CAPANNOLI – Si è svolto oggi (18 settembre) il raduno dei veterani dei carabinieri paracadutisti all’Aero Club di Pisa ‘Federico Citi’, sull’aviosuperficie Valdera. L’occasione è stata la ricorrenza dei 50 anni del Centro sportivo dei carabinieri paracadutisti.
La manifestazione si è svolta alla presenza del comandante della seconda brigata mobile carabinieri di Livorno, il generale Carletti, del comandante del primo reggimento carabinieri paracadutisti Tuscania, il colonnello Bruno, del generale Nardini per l’associazione nazionale carabinieri e della sindaca di Capannoli, Arianna Cecchini.

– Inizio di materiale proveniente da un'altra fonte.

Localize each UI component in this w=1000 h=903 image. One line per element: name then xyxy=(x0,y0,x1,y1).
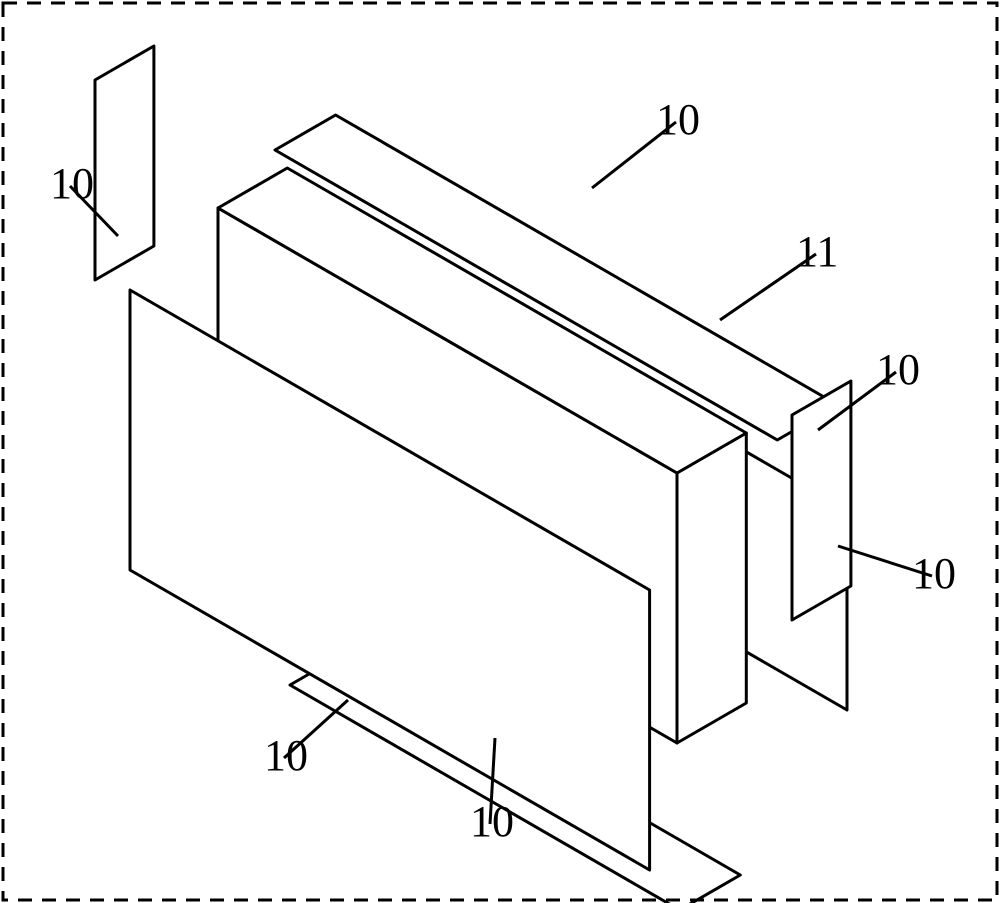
callout-label: 10 xyxy=(470,797,514,846)
callout-label: 10 xyxy=(876,345,920,394)
callout-label: 10 xyxy=(50,159,94,208)
figure-canvas: 10 11 10 10 10 10 10 xyxy=(0,0,1000,903)
callout-label: 10 xyxy=(264,731,308,780)
diagram-svg: 10 11 10 10 10 10 10 xyxy=(0,0,1000,903)
callout-label: 10 xyxy=(912,549,956,598)
callout-label: 11 xyxy=(796,227,838,276)
callout-label: 10 xyxy=(656,95,700,144)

La celebrazione ufficiale si era già tenuta venerdì 19 giugno a Livorno, alla caserma Vannucci, durante la festa per l’85esimo anniversario del primo reggimento carabinieri paracadutisti Tuscania. Era la prima ricorrenza dopo l’ingresso ufficiale del reparto nelle forze speciali della difesa.
Alla cerimonia avevano partecipato il comandante generale dell’Arma, il generale di corpo d’armata Salvatore Luongo, e il sottosegretario alla difesa Matteo Perego di Cremnago. Erano seguite dimostrazioni tattiche, un lancio di paracadutisti e la sfilata dei reparti speciali e degli ex appartenenti arrivati da tutta Italia.

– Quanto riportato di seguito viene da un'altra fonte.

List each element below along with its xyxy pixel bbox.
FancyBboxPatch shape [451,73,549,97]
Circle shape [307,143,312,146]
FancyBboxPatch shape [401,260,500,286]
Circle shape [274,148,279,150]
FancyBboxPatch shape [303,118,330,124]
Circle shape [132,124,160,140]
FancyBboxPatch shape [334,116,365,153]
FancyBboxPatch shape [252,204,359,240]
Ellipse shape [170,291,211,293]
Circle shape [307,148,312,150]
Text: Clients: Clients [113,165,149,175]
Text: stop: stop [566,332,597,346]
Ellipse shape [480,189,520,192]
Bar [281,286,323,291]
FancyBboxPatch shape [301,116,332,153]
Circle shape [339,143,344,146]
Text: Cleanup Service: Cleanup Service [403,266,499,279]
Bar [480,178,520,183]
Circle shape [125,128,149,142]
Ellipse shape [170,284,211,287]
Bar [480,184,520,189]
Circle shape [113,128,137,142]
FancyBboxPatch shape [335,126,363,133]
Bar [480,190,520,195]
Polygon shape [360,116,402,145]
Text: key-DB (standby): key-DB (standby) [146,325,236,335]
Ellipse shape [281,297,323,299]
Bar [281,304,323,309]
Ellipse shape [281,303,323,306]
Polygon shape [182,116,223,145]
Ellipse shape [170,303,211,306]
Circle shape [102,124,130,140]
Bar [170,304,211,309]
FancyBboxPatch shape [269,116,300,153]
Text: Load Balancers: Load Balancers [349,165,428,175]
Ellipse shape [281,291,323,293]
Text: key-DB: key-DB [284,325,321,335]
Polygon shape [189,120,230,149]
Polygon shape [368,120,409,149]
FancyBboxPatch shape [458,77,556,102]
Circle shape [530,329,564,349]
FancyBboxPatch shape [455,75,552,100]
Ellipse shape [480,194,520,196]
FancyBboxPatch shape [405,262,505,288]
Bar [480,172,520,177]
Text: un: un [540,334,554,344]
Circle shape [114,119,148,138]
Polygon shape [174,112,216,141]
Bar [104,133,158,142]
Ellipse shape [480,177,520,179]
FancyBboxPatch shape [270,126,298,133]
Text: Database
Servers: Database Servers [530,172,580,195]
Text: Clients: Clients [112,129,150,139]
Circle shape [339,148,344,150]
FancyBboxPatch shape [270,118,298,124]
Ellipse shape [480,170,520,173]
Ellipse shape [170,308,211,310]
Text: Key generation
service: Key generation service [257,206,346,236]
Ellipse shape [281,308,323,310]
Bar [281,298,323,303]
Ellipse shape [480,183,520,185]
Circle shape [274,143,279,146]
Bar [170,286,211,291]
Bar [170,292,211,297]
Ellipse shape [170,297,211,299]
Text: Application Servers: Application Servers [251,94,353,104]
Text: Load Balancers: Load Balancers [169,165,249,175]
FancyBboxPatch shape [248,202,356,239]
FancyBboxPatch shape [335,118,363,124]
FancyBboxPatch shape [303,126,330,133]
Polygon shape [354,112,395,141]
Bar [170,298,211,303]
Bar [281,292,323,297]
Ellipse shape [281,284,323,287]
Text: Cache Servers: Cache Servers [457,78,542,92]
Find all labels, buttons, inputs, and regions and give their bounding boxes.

Al raduno di oggi hanno preso parte gli ex militari e atleti del centro sportivo, che ha seguito da vicino i lanci dei paracadutisti dell’Arma. Gli atleti sono scesi con la precisione che da sempre contraddistingue il reparto.
I veterani sono i custodi di una memoria fatta di sacrifici, tute d’ordinanza e lanci pionieristici. Tra abbracci e ricordi si sono ritrovati con i giovani atleti, che oggi portano avanti la tradizione sportiva dell’Arma.

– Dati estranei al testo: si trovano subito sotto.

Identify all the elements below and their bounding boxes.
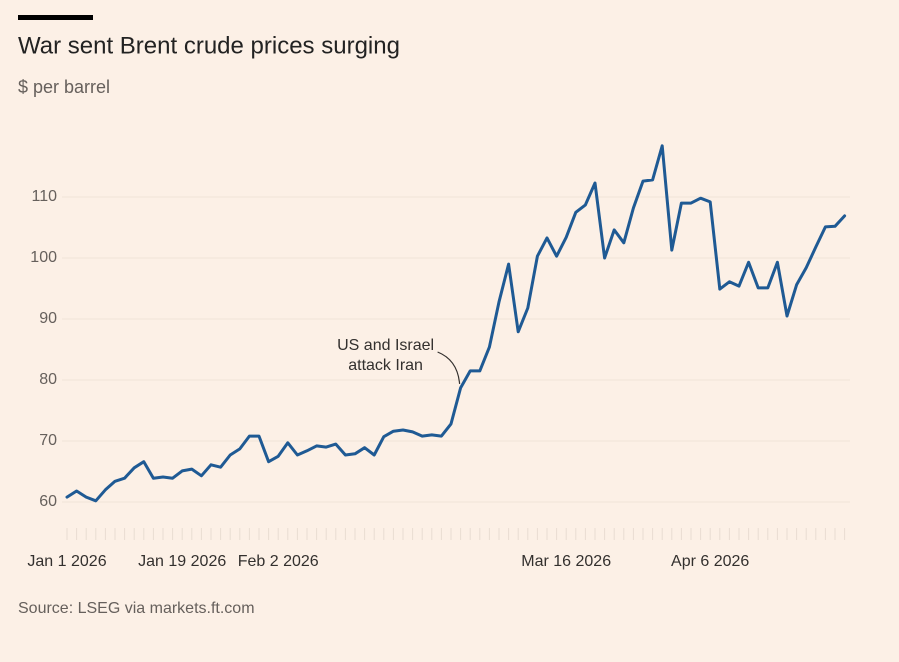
y-tick-label: 100 [30,249,57,266]
y-tick-label: 110 [31,188,57,205]
x-tick-label: Apr 6 2026 [671,553,749,570]
chart-title: War sent Brent crude prices surging [18,32,400,59]
top-bar [18,15,93,20]
x-tick-label: Mar 16 2026 [521,553,611,570]
x-tick-label: Feb 2 2026 [238,553,319,570]
annotation-text: attack Iran [348,357,423,374]
y-tick-label: 90 [39,310,57,327]
y-tick-label: 70 [39,432,57,449]
annotation-arrow [437,351,461,384]
x-tick-label: Jan 19 2026 [138,553,226,570]
chart-subtitle: $ per barrel [18,77,110,97]
price-line [65,144,847,503]
y-tick-label: 80 [39,371,57,388]
annotation-text: US and Israel [337,337,434,354]
y-tick-label: 60 [39,493,57,510]
x-tick-label: Jan 1 2026 [27,553,106,570]
source: Source: LSEG via markets.ft.com [18,600,255,617]
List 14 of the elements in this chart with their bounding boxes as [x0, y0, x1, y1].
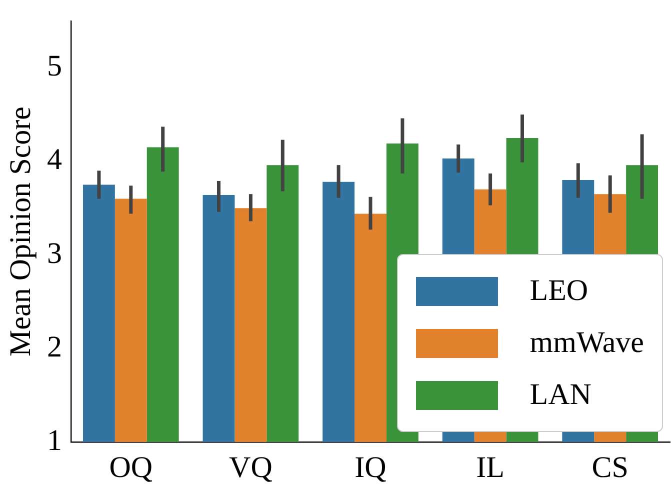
y-axis-title: Mean Opinion Score — [4, 106, 37, 356]
x-tick-label: VQ — [229, 450, 273, 484]
y-tick-label: 4 — [47, 143, 62, 176]
legend-label: mmWave — [530, 326, 644, 360]
legend-label: LEO — [530, 274, 588, 308]
y-tick-label: 1 — [47, 424, 62, 457]
y-tick-label: 2 — [47, 330, 62, 364]
y-tick-label: 5 — [47, 50, 62, 83]
x-tick-label: OQ — [109, 450, 153, 484]
x-tick-label: IQ — [354, 450, 387, 484]
x-tick-label: IL — [476, 450, 504, 484]
x-tick-label: CS — [592, 450, 628, 484]
legend-label: LAN — [530, 378, 592, 412]
y-tick-label: 3 — [47, 236, 62, 270]
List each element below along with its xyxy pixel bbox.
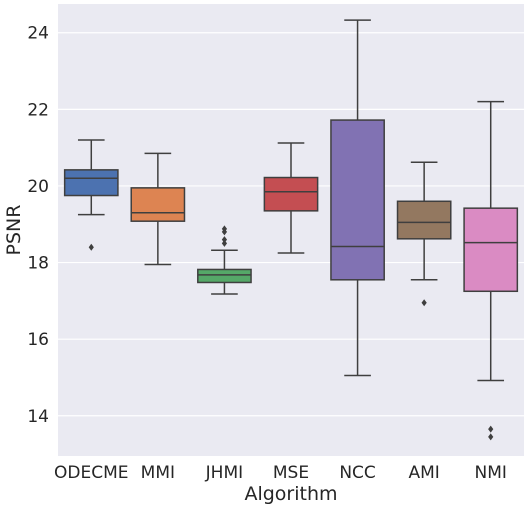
iqr-box: [263, 176, 319, 212]
box-plots: [63, 19, 519, 441]
y-tick-label: 16: [27, 330, 49, 350]
iqr-box: [197, 268, 252, 284]
iqr-box: [63, 169, 119, 197]
x-tick-label: AMI: [408, 463, 439, 483]
box-jhmi: [197, 225, 252, 295]
iqr-box: [130, 187, 186, 222]
x-tick-label: JHMI: [205, 463, 243, 483]
x-tick-labels: ODECME MMI JHMI MSE NCC AMI NMI: [54, 463, 507, 483]
box-mmi: [130, 152, 186, 266]
y-tick-label: 18: [27, 254, 49, 274]
outlier-point: [88, 243, 94, 251]
x-tick-label: NMI: [475, 463, 507, 483]
x-tick-label: ODECME: [54, 463, 129, 483]
outlier-point: [221, 225, 228, 233]
y-tick-label: 20: [27, 177, 49, 197]
outlier-point: [488, 425, 494, 433]
outlier-point: [421, 299, 427, 307]
x-axis-title: Algorithm: [244, 483, 337, 505]
y-tick-labels: 14 16 18 20 22 24: [27, 24, 49, 427]
y-tick-label: 24: [27, 24, 49, 44]
y-tick-label: 14: [27, 407, 49, 427]
iqr-box: [330, 119, 385, 281]
y-tick-label: 22: [27, 100, 49, 120]
iqr-box: [396, 200, 452, 240]
box-nmi: [463, 100, 519, 441]
box-odecme: [63, 139, 119, 251]
iqr-box: [463, 207, 519, 293]
outlier-point: [221, 239, 228, 247]
outlier-point: [488, 433, 494, 441]
x-tick-label: NCC: [339, 463, 375, 483]
box-mse: [263, 142, 319, 254]
y-axis-title: PSNR: [3, 205, 25, 256]
x-tick-label: MMI: [141, 463, 175, 483]
x-tick-label: MSE: [273, 463, 309, 483]
outlier-point: [221, 236, 228, 244]
box-ncc: [330, 19, 385, 377]
box-ami: [396, 161, 452, 307]
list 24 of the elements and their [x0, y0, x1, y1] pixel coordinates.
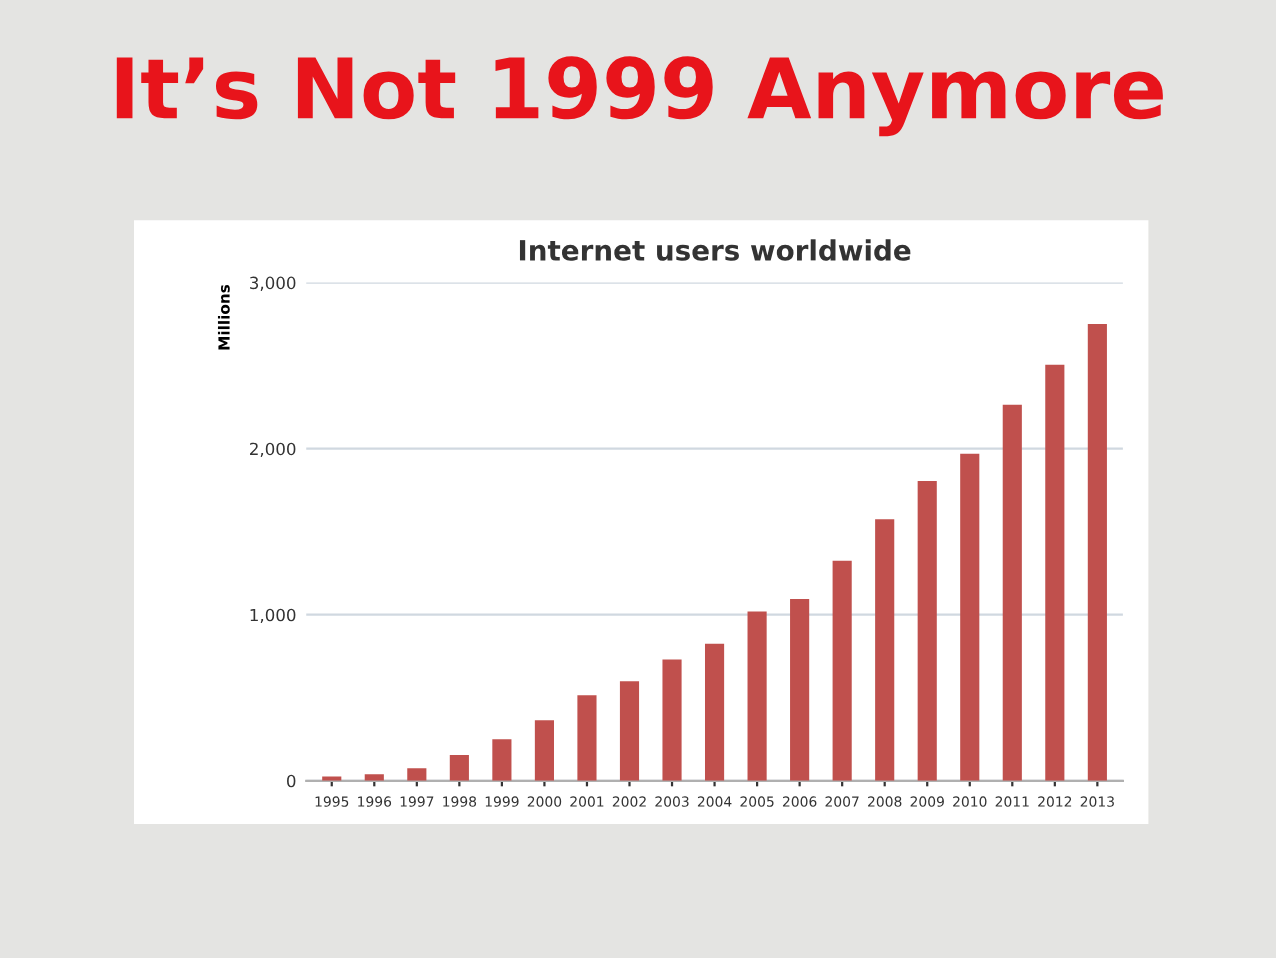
bar — [1045, 364, 1065, 781]
bar — [449, 755, 469, 781]
bar — [1002, 404, 1022, 781]
bar — [917, 481, 937, 781]
bar — [704, 643, 725, 781]
bar — [407, 768, 427, 781]
bar — [619, 681, 640, 781]
bar — [364, 774, 384, 781]
bar — [577, 695, 597, 781]
bar — [960, 453, 980, 781]
y-tick-label: 1,000 — [250, 608, 296, 623]
chart-title: Internet users worldwide — [519, 239, 911, 261]
chart-subtitle: It’s Not 1999 Anymore — [116, 56, 1163, 137]
bar — [662, 659, 682, 781]
bar — [875, 519, 895, 781]
bar — [534, 720, 554, 781]
bar — [790, 598, 810, 781]
bar — [492, 739, 512, 781]
y-tick-label: 3,000 — [250, 276, 296, 291]
bar — [747, 611, 767, 781]
y-tick-label: 0 — [287, 774, 296, 788]
y-tick-label: 2,000 — [250, 442, 296, 457]
bar — [1087, 324, 1107, 781]
bar — [832, 560, 852, 781]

Le radici del centro sportivo risalgono al 1974, quando nel primo battaglione carabinieri paracadutisti nacque la sezione lanci ad apertura comandata, una specialità in cui il paracadute viene aperto direttamente dall’atleta. La sezione paracadutismo del centro sportivo è stata poi istituita nel 1976.
L’idea fu del comandante del battaglione, il tenente colonnello Vincenzo Oresta, e prese forma grazie alla competenza dell’allora sottotenente Giorgio Ledda e dell’appuntato Silvano Bartoli, scomparso quest’anno. Entrambi sono considerati tra i pionieri della disciplina e il loro nome era stato ricordato anche a Livorno.
Quella che all’inizio sembrava una scommessa sportiva in ambito militare è diventata negli anni un punto di forza dell’Arma. Gli atleti hanno portato il nome dell’Italia sui podi dei campionati europei e mondiali.
Negli album dei ricordi restano le foto d’epoca della squadra acrobatica all’aeroporto di Grosseto, in occasione della Giornata maremmana del cielo, e le immagini dei primi lanci con i materiali degli anni Settanta.
Il raduno ha riunito diverse generazioni di carabinieri paracadutisti. Da una parte i veterani, che hanno vissuto gli anni dei primi lanci e delle tute d’ordinanza, dall’altra i giovani atleti che oggi portano avanti l’attività del centro sportivo. Il legame con il territorio toscano resta uno dei tratti distintivi del reparto.